Posted on 06/16/2021 6:16:22 PM PDT by know.your.why
Where do you get the idea that you have even one cent of “equity” in the car? If it’s a straightforward lease, you own nothing. You haven’t been buying a percentage of the car. You’ve just been paying for the privilege of driving it.
To use an imperfect analogy, if you go “halves” with someone on a five-dollar lottery ticket that hits for a million bucks, you own half a million of it. If you lend your friend $2.50 so he can buy the lottery ticket (to make it simple let’s say he just asks you for the money and doesn’t even say what he’s going to use if for) and he wins a million, you get the $2.50 back.
I’m no expert but its seems still we’d need more information, mainly the wording of the lease.
The amount you owe on the lease is what you owe on the “diminished value”. When you lease, you are taking an amortized loan on the amount that the car is depreciating over the term of the lease.
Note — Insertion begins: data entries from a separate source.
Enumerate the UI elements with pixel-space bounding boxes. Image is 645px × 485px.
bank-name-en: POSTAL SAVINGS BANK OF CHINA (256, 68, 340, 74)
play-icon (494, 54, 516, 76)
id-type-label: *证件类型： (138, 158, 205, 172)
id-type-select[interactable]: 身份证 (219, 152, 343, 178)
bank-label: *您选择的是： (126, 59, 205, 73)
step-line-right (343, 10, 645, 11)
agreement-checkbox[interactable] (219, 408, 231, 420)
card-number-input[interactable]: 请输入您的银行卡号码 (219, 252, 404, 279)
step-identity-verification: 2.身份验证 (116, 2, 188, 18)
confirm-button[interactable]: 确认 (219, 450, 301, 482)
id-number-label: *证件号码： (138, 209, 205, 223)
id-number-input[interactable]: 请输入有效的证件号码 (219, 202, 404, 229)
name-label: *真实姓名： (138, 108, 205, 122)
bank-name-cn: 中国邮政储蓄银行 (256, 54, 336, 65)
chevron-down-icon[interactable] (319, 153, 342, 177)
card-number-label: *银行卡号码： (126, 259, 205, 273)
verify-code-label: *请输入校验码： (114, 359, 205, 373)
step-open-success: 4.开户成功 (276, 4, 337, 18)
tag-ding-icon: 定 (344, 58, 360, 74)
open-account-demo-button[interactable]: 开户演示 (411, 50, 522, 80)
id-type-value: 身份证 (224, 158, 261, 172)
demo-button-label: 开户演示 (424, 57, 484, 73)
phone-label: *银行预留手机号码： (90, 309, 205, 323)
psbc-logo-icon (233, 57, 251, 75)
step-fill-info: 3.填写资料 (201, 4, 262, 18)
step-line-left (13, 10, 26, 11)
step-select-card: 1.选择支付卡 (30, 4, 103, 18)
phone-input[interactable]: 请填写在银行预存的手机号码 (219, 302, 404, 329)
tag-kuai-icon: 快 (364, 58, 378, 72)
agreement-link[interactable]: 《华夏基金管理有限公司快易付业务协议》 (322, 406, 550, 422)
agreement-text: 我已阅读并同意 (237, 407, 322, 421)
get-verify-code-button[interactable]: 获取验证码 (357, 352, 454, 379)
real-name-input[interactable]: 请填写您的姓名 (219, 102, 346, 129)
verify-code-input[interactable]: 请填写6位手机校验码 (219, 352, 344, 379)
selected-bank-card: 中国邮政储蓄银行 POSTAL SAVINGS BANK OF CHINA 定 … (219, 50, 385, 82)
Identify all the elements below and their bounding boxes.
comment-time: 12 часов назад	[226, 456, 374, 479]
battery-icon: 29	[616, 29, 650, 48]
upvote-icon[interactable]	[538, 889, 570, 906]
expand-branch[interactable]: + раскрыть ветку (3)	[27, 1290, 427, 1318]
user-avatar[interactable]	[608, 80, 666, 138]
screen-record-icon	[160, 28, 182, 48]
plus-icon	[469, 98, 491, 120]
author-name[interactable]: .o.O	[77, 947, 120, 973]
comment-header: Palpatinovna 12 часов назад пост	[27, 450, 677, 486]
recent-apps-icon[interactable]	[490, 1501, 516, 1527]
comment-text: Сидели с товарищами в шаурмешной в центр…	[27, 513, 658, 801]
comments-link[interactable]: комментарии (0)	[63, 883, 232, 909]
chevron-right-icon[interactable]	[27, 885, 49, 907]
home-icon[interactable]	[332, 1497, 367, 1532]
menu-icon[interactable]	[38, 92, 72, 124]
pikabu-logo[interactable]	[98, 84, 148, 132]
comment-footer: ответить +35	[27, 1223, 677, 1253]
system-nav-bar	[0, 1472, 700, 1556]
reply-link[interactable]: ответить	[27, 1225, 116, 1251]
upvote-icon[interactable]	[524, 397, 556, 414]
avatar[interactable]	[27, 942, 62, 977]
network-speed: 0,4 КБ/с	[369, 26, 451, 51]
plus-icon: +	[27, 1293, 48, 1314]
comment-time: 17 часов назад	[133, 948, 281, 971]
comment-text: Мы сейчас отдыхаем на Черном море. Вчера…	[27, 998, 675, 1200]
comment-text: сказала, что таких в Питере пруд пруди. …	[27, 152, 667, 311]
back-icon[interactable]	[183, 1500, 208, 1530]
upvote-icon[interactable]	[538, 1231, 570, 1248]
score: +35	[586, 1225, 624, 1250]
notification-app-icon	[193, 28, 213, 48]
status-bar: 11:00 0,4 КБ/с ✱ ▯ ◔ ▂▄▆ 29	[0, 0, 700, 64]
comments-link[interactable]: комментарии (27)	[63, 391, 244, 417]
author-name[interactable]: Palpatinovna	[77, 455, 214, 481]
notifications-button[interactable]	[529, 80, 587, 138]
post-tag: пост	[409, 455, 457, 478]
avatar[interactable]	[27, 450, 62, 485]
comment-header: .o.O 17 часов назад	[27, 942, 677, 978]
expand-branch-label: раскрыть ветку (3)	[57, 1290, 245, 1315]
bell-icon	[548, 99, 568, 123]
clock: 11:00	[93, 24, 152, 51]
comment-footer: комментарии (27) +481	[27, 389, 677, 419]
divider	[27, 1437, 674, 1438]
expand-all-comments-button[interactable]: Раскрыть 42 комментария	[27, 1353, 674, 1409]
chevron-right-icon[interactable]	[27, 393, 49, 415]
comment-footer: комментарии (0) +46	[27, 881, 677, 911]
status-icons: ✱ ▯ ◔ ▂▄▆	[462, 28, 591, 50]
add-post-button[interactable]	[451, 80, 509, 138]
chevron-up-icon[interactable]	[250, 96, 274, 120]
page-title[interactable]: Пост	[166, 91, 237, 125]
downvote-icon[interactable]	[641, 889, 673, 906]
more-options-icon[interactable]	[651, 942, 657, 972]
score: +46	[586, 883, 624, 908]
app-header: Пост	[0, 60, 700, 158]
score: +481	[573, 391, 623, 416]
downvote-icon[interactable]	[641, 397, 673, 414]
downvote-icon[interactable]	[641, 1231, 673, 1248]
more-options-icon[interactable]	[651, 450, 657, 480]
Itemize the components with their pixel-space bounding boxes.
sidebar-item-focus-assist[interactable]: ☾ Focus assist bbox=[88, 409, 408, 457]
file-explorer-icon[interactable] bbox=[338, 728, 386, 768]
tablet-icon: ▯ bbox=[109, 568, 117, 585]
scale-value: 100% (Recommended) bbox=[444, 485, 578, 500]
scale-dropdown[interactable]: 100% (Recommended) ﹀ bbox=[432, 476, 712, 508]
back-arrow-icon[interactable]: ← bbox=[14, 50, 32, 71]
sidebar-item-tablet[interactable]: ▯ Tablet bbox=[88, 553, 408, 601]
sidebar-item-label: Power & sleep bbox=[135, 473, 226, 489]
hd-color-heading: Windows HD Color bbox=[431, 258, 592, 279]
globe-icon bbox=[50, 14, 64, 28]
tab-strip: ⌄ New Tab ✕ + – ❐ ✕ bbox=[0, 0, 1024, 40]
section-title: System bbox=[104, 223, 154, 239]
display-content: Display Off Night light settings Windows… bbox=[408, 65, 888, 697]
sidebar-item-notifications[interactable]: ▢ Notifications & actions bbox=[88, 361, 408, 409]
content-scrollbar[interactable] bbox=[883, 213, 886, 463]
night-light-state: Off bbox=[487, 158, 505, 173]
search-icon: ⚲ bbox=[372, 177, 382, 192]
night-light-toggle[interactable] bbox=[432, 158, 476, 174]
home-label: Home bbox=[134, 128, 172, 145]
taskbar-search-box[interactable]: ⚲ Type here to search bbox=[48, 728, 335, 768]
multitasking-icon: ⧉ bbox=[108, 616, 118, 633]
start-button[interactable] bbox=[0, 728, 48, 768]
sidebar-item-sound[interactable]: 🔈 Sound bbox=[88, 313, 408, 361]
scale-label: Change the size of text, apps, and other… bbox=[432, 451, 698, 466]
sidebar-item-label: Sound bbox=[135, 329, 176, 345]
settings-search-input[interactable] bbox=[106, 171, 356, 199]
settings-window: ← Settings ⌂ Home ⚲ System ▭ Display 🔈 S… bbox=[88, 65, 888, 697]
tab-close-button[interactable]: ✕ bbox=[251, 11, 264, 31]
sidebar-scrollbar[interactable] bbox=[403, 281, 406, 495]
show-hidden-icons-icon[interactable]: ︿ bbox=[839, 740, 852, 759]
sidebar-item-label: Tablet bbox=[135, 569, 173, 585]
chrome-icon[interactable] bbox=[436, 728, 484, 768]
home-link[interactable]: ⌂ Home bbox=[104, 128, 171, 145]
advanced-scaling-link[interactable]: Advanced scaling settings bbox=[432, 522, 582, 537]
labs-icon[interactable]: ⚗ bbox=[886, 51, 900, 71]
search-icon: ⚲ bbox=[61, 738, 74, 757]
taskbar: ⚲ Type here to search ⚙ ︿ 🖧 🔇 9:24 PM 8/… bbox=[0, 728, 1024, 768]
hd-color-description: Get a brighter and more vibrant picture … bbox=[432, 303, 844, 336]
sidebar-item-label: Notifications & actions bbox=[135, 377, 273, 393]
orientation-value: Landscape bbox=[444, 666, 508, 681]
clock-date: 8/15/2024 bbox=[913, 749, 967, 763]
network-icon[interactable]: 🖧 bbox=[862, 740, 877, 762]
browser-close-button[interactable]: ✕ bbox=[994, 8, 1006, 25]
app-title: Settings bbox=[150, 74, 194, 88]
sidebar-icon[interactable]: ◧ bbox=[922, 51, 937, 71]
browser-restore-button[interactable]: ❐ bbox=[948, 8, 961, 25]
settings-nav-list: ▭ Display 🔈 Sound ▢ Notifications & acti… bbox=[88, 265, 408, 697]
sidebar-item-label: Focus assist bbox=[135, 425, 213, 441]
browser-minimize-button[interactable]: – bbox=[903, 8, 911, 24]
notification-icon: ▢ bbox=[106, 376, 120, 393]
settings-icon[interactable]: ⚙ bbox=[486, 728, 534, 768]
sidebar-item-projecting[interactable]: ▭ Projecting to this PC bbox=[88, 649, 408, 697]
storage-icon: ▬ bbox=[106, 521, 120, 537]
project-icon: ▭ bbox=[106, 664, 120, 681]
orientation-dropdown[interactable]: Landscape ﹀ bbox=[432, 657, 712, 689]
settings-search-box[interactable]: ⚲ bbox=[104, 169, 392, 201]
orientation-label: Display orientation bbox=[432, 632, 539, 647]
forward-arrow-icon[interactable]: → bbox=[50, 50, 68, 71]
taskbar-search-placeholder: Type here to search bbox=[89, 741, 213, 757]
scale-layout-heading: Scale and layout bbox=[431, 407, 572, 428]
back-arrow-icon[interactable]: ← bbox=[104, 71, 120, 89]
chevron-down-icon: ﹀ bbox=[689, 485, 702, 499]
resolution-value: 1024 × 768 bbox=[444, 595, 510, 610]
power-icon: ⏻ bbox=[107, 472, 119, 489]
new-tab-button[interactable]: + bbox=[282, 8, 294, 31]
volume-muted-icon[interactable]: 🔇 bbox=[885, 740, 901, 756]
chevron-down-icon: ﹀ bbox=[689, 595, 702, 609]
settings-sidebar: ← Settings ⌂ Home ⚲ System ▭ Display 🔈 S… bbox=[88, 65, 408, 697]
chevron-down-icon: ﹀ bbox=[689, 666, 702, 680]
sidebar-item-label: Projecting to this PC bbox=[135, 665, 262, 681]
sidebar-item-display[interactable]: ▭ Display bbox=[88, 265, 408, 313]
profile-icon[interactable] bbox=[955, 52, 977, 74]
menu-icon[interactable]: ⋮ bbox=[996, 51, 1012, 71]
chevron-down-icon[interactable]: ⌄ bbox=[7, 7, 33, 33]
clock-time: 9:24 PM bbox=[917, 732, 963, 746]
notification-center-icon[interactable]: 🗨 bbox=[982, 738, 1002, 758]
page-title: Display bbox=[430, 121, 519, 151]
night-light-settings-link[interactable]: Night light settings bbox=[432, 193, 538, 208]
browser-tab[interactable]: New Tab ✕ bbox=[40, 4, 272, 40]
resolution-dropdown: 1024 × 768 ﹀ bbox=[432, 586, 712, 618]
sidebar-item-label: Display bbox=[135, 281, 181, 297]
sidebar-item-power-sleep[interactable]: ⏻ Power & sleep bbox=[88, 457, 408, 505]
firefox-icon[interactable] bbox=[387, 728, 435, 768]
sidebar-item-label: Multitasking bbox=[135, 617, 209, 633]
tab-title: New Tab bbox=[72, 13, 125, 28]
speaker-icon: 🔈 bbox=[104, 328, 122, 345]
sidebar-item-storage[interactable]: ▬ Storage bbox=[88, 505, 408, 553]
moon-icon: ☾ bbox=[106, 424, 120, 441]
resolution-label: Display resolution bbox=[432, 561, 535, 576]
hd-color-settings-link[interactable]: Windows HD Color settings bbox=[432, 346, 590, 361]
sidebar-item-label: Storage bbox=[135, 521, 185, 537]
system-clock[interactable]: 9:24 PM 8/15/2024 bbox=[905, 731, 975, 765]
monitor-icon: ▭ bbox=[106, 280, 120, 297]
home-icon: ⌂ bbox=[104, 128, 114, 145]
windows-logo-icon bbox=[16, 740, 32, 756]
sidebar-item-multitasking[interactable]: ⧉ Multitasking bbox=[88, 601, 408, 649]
The owner (the company) is entitled to the car back after the lease ends, and still has equity in the car. They are looking for that equity.
Just to be clear, I am not a lawyer. Just my opinion.
You own the liability, not the insurance company. Try to cut a deal with the leasing company that you will pay the next two month’s lease, then buy out the lease. Then use the payment from the insurance company to cover the buyout.
If you don’t own the car, isn’t this between the owner and the insurance company?